Ni siquiera este dato horripilante es capaz de mantenerlo concentrado. Este goloso ermitaño nos salió distraído. Basta mirarlo de cerca para verlo nuevamente sentado sobre esa calma magistral y un tanto patética, con la mirada perdida y la fina pluma sobre el papel. No escribe. El coronel, en su infancia más avanzada, con esos rizos canosos que piden pequeños abrazos, se limita a esbozar garabatos. Pequeños monigotes saltarines, muñequillos medievales, doodles de curvitas aleatorias. El coronel ya no estudia curvas. Se limita a esbozarlas en sus contornos más infantiles. La matemática le llega en rumores juguetones. Ahora que lo vemos tomar en mano una nueva golosina, una pequeña galletita endulzada, comprendemos finalmente algo: al coronel le quedará poco tiempo, pero él no lo sabe. Por eso se limita a esbozar estos garabatos juguetones que sin embargo tampoco quedarán fuera de su legado. Y es que la vida y obra de nuestro querido anacoreta está a la espera de una última revisión. Alguien se encargará de la macabra labor de indagar los rincones de este hogar mohoso en busca de la última obra: un esbozo matemático de un proyecto invisible. Luego serán los congresos y una especie de matemática vuelta mística, la labor póstuma de un grupo de profesores vueltos secta talmúdica. El coronel esbozará entonces su última risa.

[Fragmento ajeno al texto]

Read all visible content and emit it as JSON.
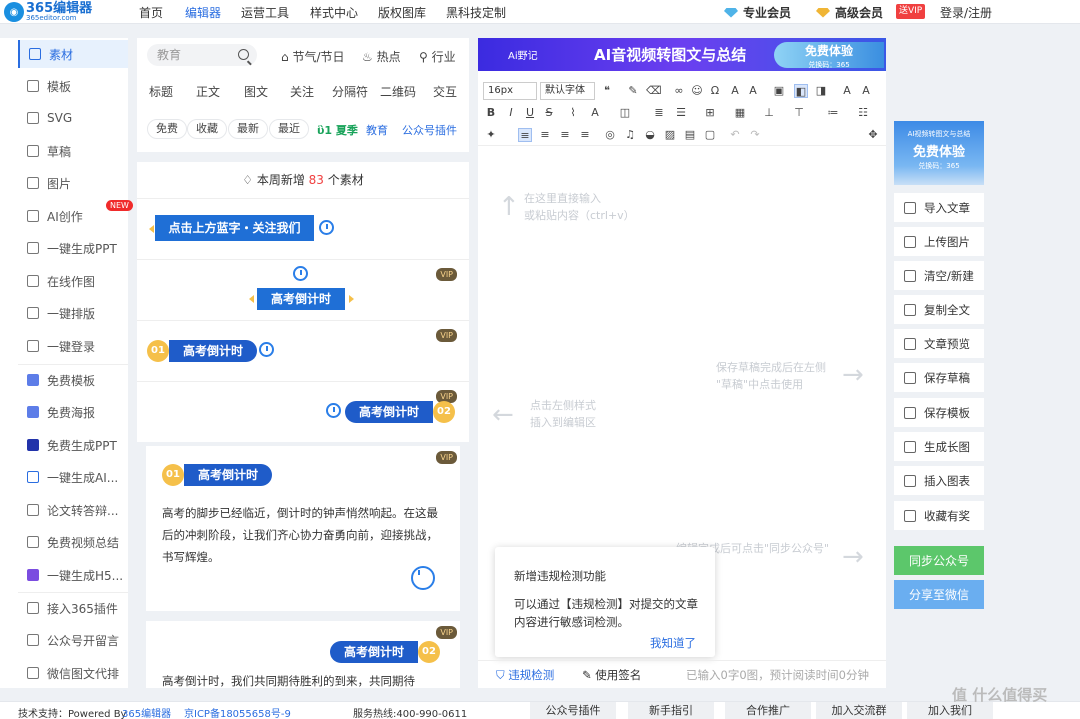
{
  "topbar": {
    "logo_main": "365编辑器",
    "logo_sub": "365editor.com",
    "nav": [
      "首页",
      "编辑器",
      "运营工具",
      "样式中心",
      "版权图库",
      "黑科技定制"
    ],
    "active": "编辑器",
    "member_pro": "专业会员",
    "member_senior": "高级会员",
    "vip_badge": "送VIP",
    "login": "登录/注册"
  },
  "leftnav": {
    "items": [
      "素材",
      "模板",
      "SVG",
      "草稿",
      "图片",
      "AI创作",
      "一键生成PPT",
      "在线作图",
      "一键排版",
      "一键登录",
      "免费模板",
      "免费海报",
      "免费生成PPT",
      "一键生成AI...",
      "论文转答辩...",
      "免费视频总结",
      "一键生成H5...",
      "接入365插件",
      "公众号开留言",
      "微信图文代排"
    ],
    "new_badge": "NEW"
  },
  "materials": {
    "search_placeholder": "教育",
    "top_tabs": [
      "节气/节日",
      "热点",
      "行业"
    ],
    "categories": [
      "标题",
      "正文",
      "图文",
      "关注",
      "分隔符",
      "二维码",
      "交互"
    ],
    "filters": [
      "免费",
      "收藏",
      "最新",
      "最近"
    ],
    "tag_season": "夏季",
    "tag_edu": "教育",
    "tag_plugin": "公众号插件",
    "weekly_prefix": "本周新增",
    "weekly_count": "83",
    "weekly_suffix": "个素材",
    "vip": "VIP",
    "card1_title": "点击上方蓝字・关注我们",
    "card_title": "高考倒计时",
    "num1": "01",
    "num2": "02",
    "body1": "高考的脚步已经临近，倒计时的钟声悄然响起。在这最后的冲刺阶段，让我们齐心协力奋勇向前，迎接挑战，书写辉煌。",
    "body2": "高考倒计时，我们共同期待胜利的到来，共同期待"
  },
  "editor": {
    "ai_logo": "Ai野记",
    "banner_title": "AI音视频转图文与总结",
    "banner_cta": "免费体验",
    "banner_code": "兑换码：365",
    "font_size": "16px",
    "font_family": "默认字体",
    "hint_input": "在这里直接输入\n或粘贴内容（ctrl+v）",
    "hint_save": "保存草稿完成后在左侧\n\"草稿\"中点击使用",
    "hint_insert": "点击左侧样式\n插入到编辑区",
    "hint_sync": "编辑完成后可点击\"同步公众号\"\n至微信\"",
    "notice_title": "新增违规检测功能",
    "notice_body": "可以通过【违规检测】对提交的文章内容进行敏感词检测。",
    "notice_ok": "我知道了",
    "status_check": "违规检测",
    "status_sign": "使用签名",
    "status_count": "已输入0字0图，预计阅读时间0分钟"
  },
  "rightcol": {
    "ad_small": "AI视频转图文与总结",
    "ad_big": "免费体验",
    "ad_code": "兑换码：365",
    "buttons": [
      "导入文章",
      "上传图片",
      "清空/新建",
      "复制全文",
      "文章预览",
      "保存草稿",
      "保存模板",
      "生成长图",
      "插入图表",
      "收藏有奖"
    ],
    "sync": "同步公众号",
    "share": "分享至微信",
    "colors": {
      "sync": "#5cc76b",
      "share": "#6aaef0"
    }
  },
  "footer": {
    "support_label": "技术支持：Powered By",
    "support_link": "365编辑器",
    "icp": "京ICP备18055658号-9",
    "hotline": "服务热线:400-990-0611",
    "buttons": [
      "公众号插件",
      "新手指引",
      "合作推广",
      "加入交流群",
      "加入我们"
    ],
    "watermark": "值 什么值得买"
  }
}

Decir por ejemplo: El 19 de septiembre de 1566, mientras en un pequeño cuarto —demasiado perfumado— muere Nikolaus von Hamdorff, miles de cortigianas inundan las calles de Roma en una despedida triunfal.
El placer de los datos.
Su pasión será discreta pero es puntual: la vemos surgir por momentos, escondida detrás de un gesto, saltarina pero breve, para luego retraerse cual delfín en alta mar. Discreta pero puntual como la muerte de un alemán en una recámara bien perfumada. Y es que este Nikolaus von Hamdorff, varón no tan digno de dicho nombre, se nos presenta como el primer marido de la desafortunada diva. A los catorce años, la diva de las pieles, Anna Maria Zieglerin, ve su pureza tañida por un temblor repentino. El producto: un niño que, como en el mejor de los relatos bíblicos, se vuelve leve hasta más no poder. En una tarde de agosto, el niño desaparece detrás de los contornos de su propio padre. La diva vuelve a estar sola, aunque no por mucho. No. Como buena diva, la condesa alquímica nunca está sola. El coronel lo sabe, por eso se limita a esbozar un nombre y una fecha: Heinrich Schombach, 1566. Al lado, entre los garabatos marginales, en letra diminuta, añade un título: comodín de corte. No le gustarán los reyes ni las cortes, las aristocracias ni los títulos, pero a este coronel la corte lo persigue hasta el fin del mundo.